Robert Harrill

Robert Harrill

Robert Harrill sitting outside his bunker and greeting his many visitors.
Born February 2, 1893
Gaffney, South Carolina
Died June 3, 1972 (aged 79)
Fort Fisher south of Kure Beach, North Carolina
Occupation farmer, mill worker, Works Progress Administration laborer, travelling salesman and hermit
Spouse(s) Katie Hamrick
Children Alvin, Boge, Edward, Luther and Nelli Kate

Robert E. Harrill (February 2, 1893 – June 3, 1972) was an American man known as "The Fort Fisher Hermit".[1] He became a hermit in 1955 at the age of 62 after a string of unsuccessful and unsatisfying jobs and a failed marriage. Harrill hitchhiked to Fort Fisher on the North Carolina Coast from Morganton, North Carolina, a distance of 260 miles (418 km). He had been committed to a mental hospital in Morganton by his in-laws, after his wife, Katie Hamrick, left him and asked for a divorce.

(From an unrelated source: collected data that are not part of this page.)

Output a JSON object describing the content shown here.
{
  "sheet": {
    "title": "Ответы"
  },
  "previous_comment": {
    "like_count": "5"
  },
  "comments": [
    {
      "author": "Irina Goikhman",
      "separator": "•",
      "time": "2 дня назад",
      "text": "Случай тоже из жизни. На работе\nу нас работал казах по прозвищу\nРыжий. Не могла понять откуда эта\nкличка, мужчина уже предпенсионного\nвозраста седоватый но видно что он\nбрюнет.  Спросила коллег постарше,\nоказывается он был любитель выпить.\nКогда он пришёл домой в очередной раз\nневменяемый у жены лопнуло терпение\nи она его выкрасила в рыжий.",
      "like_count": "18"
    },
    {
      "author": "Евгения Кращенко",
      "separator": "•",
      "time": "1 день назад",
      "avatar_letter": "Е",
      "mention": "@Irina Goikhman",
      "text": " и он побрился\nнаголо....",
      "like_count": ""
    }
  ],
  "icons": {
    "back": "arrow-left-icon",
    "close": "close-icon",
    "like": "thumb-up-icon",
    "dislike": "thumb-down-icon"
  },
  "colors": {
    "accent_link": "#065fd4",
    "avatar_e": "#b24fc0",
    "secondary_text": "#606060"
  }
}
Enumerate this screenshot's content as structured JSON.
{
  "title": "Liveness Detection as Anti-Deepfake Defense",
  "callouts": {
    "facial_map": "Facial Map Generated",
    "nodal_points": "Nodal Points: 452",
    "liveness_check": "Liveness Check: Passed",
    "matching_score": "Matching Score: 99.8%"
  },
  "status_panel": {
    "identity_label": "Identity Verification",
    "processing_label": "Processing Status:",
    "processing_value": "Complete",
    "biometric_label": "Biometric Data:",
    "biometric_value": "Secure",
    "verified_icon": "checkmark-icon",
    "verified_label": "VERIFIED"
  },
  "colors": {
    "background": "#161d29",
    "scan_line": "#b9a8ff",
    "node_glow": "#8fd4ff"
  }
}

Harrill apparently walked away from the hospital[2] or made a key from an old spoon and used the key to escape the facility.[3]

Harrill becomes the Hermit

The name "The Fort Fisher Hermit" came from Fort Fisher State Recreation Area, where he settled after leaving the mental institution in Morganton. Soon after arriving at Fort Fisher, Robert Harrill was arrested as a vagrant and sent to his hometown of Shelby by the sheriff's department with the help of the Traveler's Aide society.[4][5] He returned the following summer and set up a simple home in an abandoned World War II era bunker near the Cape Fear River along a salt marsh.[6] He was able to gather much of the food that he needed from the salt marsh and the nearby oyster beds. Harrill learned many of his survival skills from Empie Hewett, a true hermit, who also lived in the salt marshes of the Fort Fisher area.[4]

The Fort Fisher Hermit was not a hermit in the truest sense of the word. A hermit (from the Greek ἔρημος erēmos, signifying "desert", "uninhabited", hence "desert-dweller") is a person who lives to some greater or lesser degree in seclusion and/or isolation from society. Harrill was far from isolated, and in fact had many visitors every year. His guest registry, a notebook held down by sea shells, recorded a total of over 100,000 visitors[2] from all fifty states and at least 20 foreign countries.[5] Harrill planted a vegetable garden to supplement his diet (what he grew and what he was able to gather in his surroundings). Visitors also provided the Fort Fisher Hermit with monetary donations that were placed in a frying pan that he left out for just such a purpose.

The Hermit's Bunker,
October 2007

The Hermit becomes an attraction

Robert Harrill became the second greatest tourist attraction in the state of North Carolina, trailing only the USS North Carolina in number of visitors.[7] Visitors to Carolina Beach, Kure Beach, Fort Fisher and Southport would routinely take time to visit the man living in the salt marshes. Many of them were simply curious, others were attracted to his wisdom and words, but others went out of their way to harass him or to try to steal his money. There were rumors that he had thousands of dollars hidden somewhere in his bunker.[7] He was also arrested by the local authorities on charges of vagrancy. Each trip to court saw the Fort Fisher Hermit defending himself, most times successfully. A group of men who beat him up and stole his money were convicted on the strength of the hermit's testimony against them, in a trial that saw the hermit serve as both lead prosecutor and star witness.[7]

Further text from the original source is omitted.